Alongside the settlement consultation, the Bank of England and the FCA published a joint statement setting out shared principles for digital wholesale markets. The Prudential Regulation Authority also issued updated guidance on the treatment of tokenized asset exposures and on innovations in deposits, e-money, and stablecoins. Taken together, the announcements represent a coordinated signal that UK financial regulators have shifted from treating blockchain-native finance as a peripheral concern to treating it as a reference point for market redesign.
The tokenization framework addresses how regulated institutions might issue, trade, and settle tokenized versions of traditional financial instruments within the existing regulatory perimeter. Industry participants have noted that the BoE’s willingness to explicitly reference digital asset settlement as a benchmark for its own infrastructure modernization represents a meaningful departure from previous regulatory postures.
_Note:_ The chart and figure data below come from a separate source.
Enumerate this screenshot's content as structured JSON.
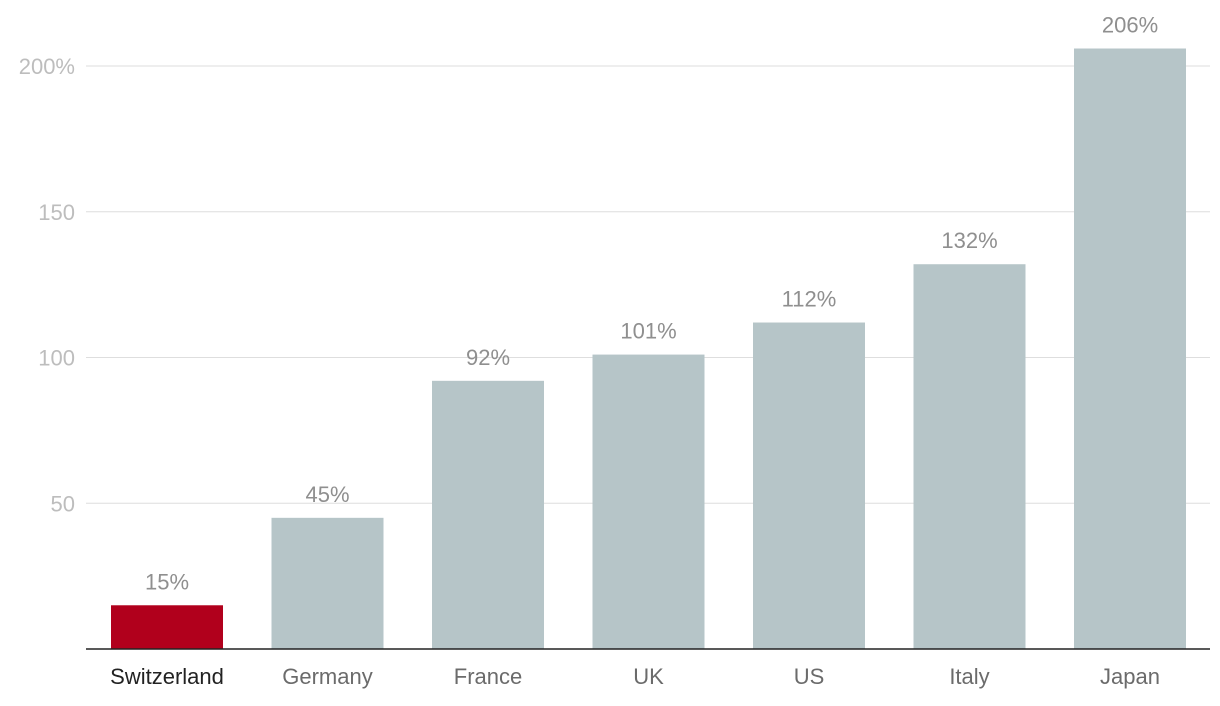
{
  "chart_data": {
    "type": "bar",
    "title": "",
    "xlabel": "",
    "ylabel": "",
    "categories": [
      "Switzerland",
      "Germany",
      "France",
      "UK",
      "US",
      "Italy",
      "Japan"
    ],
    "values": [
      15,
      45,
      92,
      101,
      112,
      132,
      206
    ],
    "value_labels": [
      "15%",
      "45%",
      "92%",
      "101%",
      "112%",
      "132%",
      "206%"
    ],
    "highlight_category": "Switzerland",
    "ylim": [
      0,
      200
    ],
    "yticks": [
      50,
      100,
      150,
      200
    ],
    "ytick_labels": [
      "50",
      "100",
      "150",
      "200%"
    ],
    "grid": true,
    "colors": {
      "bar": "#b6c5c8",
      "highlight": "#b1001c",
      "grid": "#dedede",
      "axis": "#222222"
    }
  }
}
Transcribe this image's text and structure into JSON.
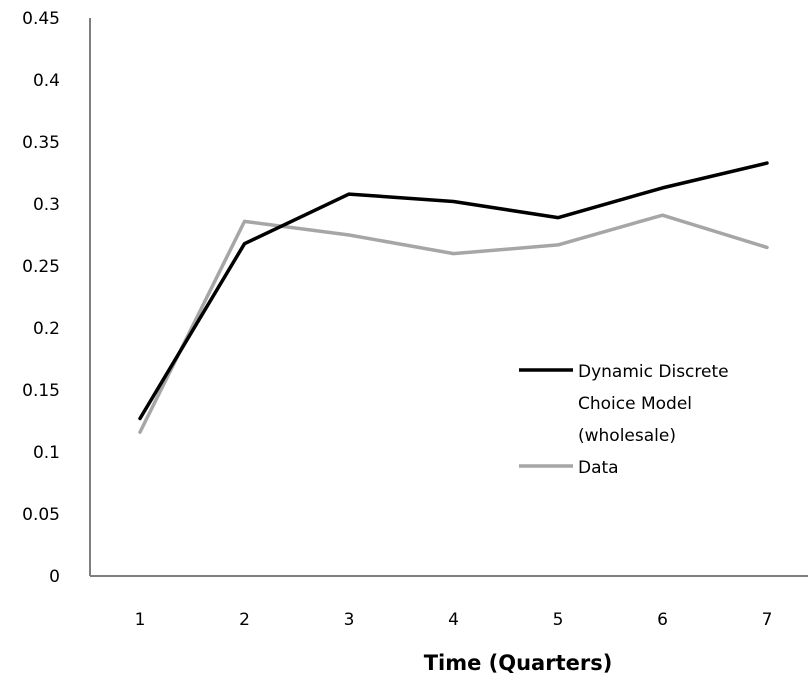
{
  "chart_data": {
    "type": "line",
    "title": "",
    "xlabel": "Time (Quarters)",
    "ylabel": "",
    "categories": [
      "1",
      "2",
      "3",
      "4",
      "5",
      "6",
      "7"
    ],
    "ylim": [
      0,
      0.45
    ],
    "yticks": [
      "0",
      "0.05",
      "0.1",
      "0.15",
      "0.2",
      "0.25",
      "0.3",
      "0.35",
      "0.4",
      "0.45"
    ],
    "grid": false,
    "legend_position": "right-middle",
    "series": [
      {
        "name": "Dynamic Discrete Choice Model (wholesale)",
        "legend_lines": [
          "Dynamic Discrete",
          "Choice Model",
          "(wholesale)"
        ],
        "color": "#000000",
        "values": [
          0.127,
          0.268,
          0.308,
          0.302,
          0.289,
          0.313,
          0.333
        ]
      },
      {
        "name": "Data",
        "legend_lines": [
          "Data"
        ],
        "color": "#a6a6a6",
        "values": [
          0.116,
          0.286,
          0.275,
          0.26,
          0.267,
          0.291,
          0.265
        ]
      }
    ]
  }
}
The UK is not acting in isolation. The European Central Bank has been running its own digital settlement experiments, and the Bank for International Settlements has published extensive research on tokenized wholesale markets. However, the BoE’s approach is notable for its directness in linking traditional payment system reform to the capabilities demonstrated by blockchain-based settlement. The consultation acknowledges that when RTGS and CHAPS go offline, institutions are forced to hold precautionary liquidity buffers to cover settlement gaps, a cost that continuously available systems could reduce.
Market participants have pointed out that extending settlement hours could reduce counterparty risk, lower collateral requirements, and improve capital efficiency across the UK financial system. The consultation period is expected to run through the third quarter of 2026, with implementation timelines to be determined based on industry feedback and technical readiness assessments.
Critics have cautioned that extending settlement hours introduces operational complexity, including the need for 24/7 staffing, monitoring, and incident response capabilities that many financial institutions may not currently possess. The cost of maintaining round-the-clock operations could disproportionately affect smaller banks and payment service providers. There are also questions about whether the tokenization framework will be broad enough to accommodate the full range of digital asset innovations or narrow enough to create meaningful regulatory clarity.
Additionally, the consultation is at an early stage, and the gap between a consultation paper and operational implementation in critical financial infrastructure is typically measured in years rather than months. Whether the BoE’s timeline aligns with the pace of innovation in digital asset markets remains an open question.